To me it's a question of mutual exploration and learning. I'm sure there a lot of holes in my thought process - there is no equivalent on the vaginal sex side - but I still think that for anal play the educational opportunity is important.
08/02/2010
Contributor: Owl Identified Owl Identified
No one should ever feel that they HAVE to do anything with sex. I agree with Mistress Kay, this is how resentment and distance is created in relationships. No one is ever obligated to perform a sex act; sex requires full consent.

However, I do think that my partner and I pegging has made him a LOT more understanding and compassionate when it comes to my body and all of its issues and sensitivities and such. Overall, I think it's been a really positive experience in that. But he was the one that wanted to start pegging, and I never pressured him to do so.

tl;dr - The individual is the only person that can decide what they should do.
08/04/2010
Contributor: Owl Identified Owl Identified
No one should ever feel that they HAVE to do anything with sex. I agree with Mistress Kay, this is how resentment and distance is created in relationships. No one is ever obligated to perform a sex act; sex requires full consent.

However, I do think that my partner and I pegging has made him a LOT more understanding and compassionate when it comes to my body and all of its issues and sensitivities and such. Overall, I think it's been a really positive experience in that. But he was the one that wanted to start pegging, and I never pressured him to do so.

tl;dr - The individual is the only person that can decide what they should do.
08/04/2010
Contributor: Owl Identified Owl Identified
Ugh, how do I keep double-posting? I wish there were a delete button
08/04/2010
Contributor: P'Gell P'Gell
Quote:
Originally posted by PonyPlay
I have had several friends that have complained to me that there guys pressure them into anal. One of my friends boyfriends didn't just did it one time without even telling her he was about too. I guess what I'm getting at is that it seems ... more
Well, their girlfriends have every right to say no, not to say, "Only if you let me do it to you." That's kind of like playing games. As for the girl whose "boyfriend" did it anyway, IMO, that's a form of assault, and although I LOVE anal sex with My Man, would NOT stand for ANY sexual contact that was not consensual.

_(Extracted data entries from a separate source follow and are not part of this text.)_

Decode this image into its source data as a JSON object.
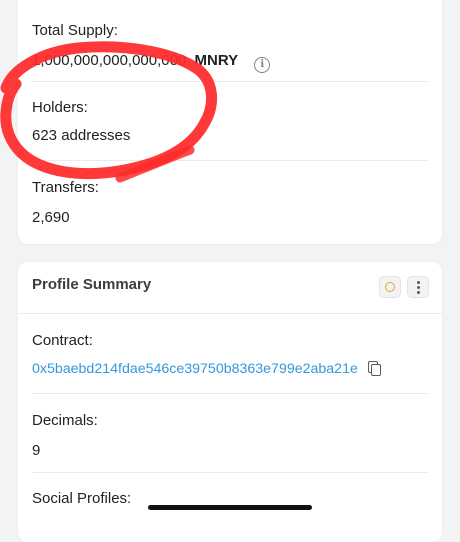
{
  "overview": {
    "total_supply": {
      "label": "Total Supply:",
      "amount": "1,000,000,000,000,000",
      "symbol": "MNRY",
      "info_icon": "info-circle-icon"
    },
    "holders": {
      "label": "Holders:",
      "value": "623 addresses"
    },
    "transfers": {
      "label": "Transfers:",
      "value": "2,690"
    }
  },
  "profile_summary": {
    "title": "Profile Summary",
    "status_icon": "circle-icon",
    "menu_icon": "more-vertical-icon",
    "contract": {
      "label": "Contract:",
      "address": "0x5baebd214fdae546ce39750b8363e799e2aba21e",
      "copy_icon": "copy-icon"
    },
    "decimals": {
      "label": "Decimals:",
      "value": "9"
    },
    "social_profiles": {
      "label": "Social Profiles:"
    }
  },
  "colors": {
    "page_background": "#f1f3f5",
    "card_background": "#ffffff",
    "link": "#3498db",
    "status_circle": "#e0a82e",
    "annotation_marker": "#ff2a2a"
  }
}
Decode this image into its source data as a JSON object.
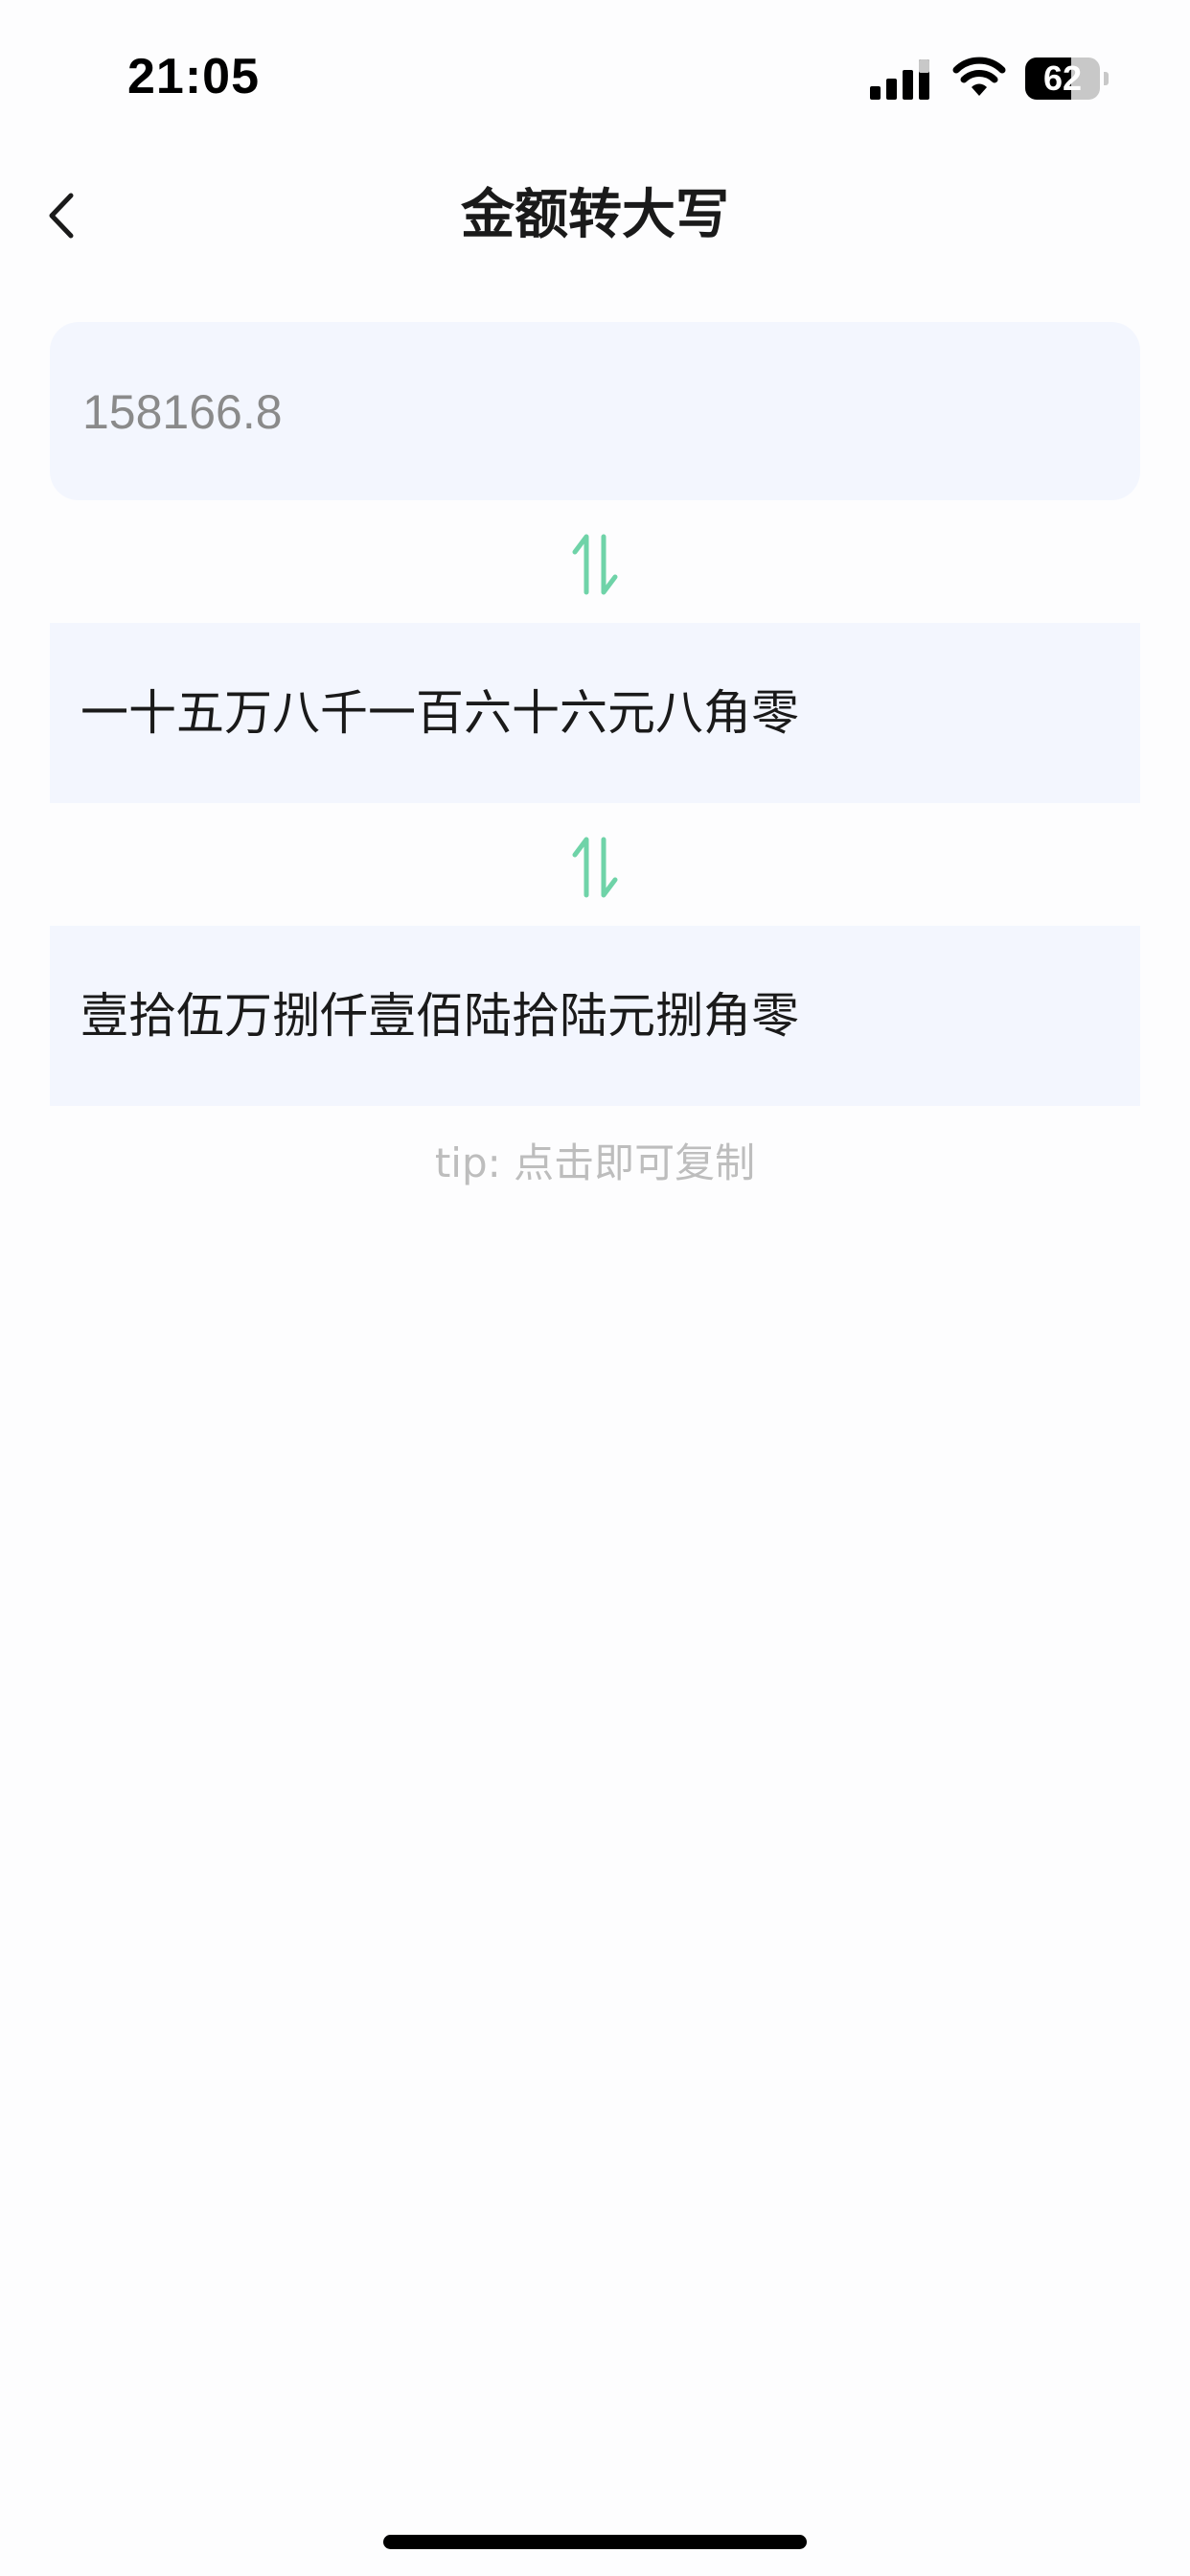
{
  "status_bar": {
    "time": "21:05",
    "battery_level": "62",
    "battery_fraction": 0.62
  },
  "header": {
    "title": "金额转大写",
    "back_icon": "chevron-left-icon"
  },
  "input": {
    "placeholder": "158166.8",
    "value": ""
  },
  "swap_icon": "swap-vertical-arrows-icon",
  "results": [
    {
      "label": "一十五万八千一百六十六元八角零"
    },
    {
      "label": "壹拾伍万捌仟壹佰陆拾陆元捌角零"
    }
  ],
  "tip": "tip: 点击即可复制",
  "colors": {
    "accent": "#6fd3a8",
    "card_background": "#f3f6fe",
    "tip_text": "#bdbdbd"
  }
}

A guy who doesn't care what the girl wants should become an EX BOYFRIEND as soon as can be. Why would anyone put up with that? There are PLENTY of men out there who want to do things you want to do, and will experiment with you to try new things at both your paces.

There is nothing wrong with "trying" something, in a gentle slow manner, even if you aren't sure you might like it, but being FORCED is assault, pure and simple. I really didn't think I was interested in anal, when we first tried it. We worked up to it, similarly to the way we worked up to PIV sex many years earlier, and I was WRONG, I love it. But, if My Man had just rammed it in, without my consent (which he wouldn't do) it would have been a deal breaker. Maybe even a marriage breaker. We play rough, sometimes very rough, but CONSENT is there. If there was any whiff of actual rape (meaning something he KNEW I didn't want) then there would be problems, and probably lawyers....

But, one of the reasons I married him is that we not only understand each other, but respect each other.

I still don't want to peg him, though.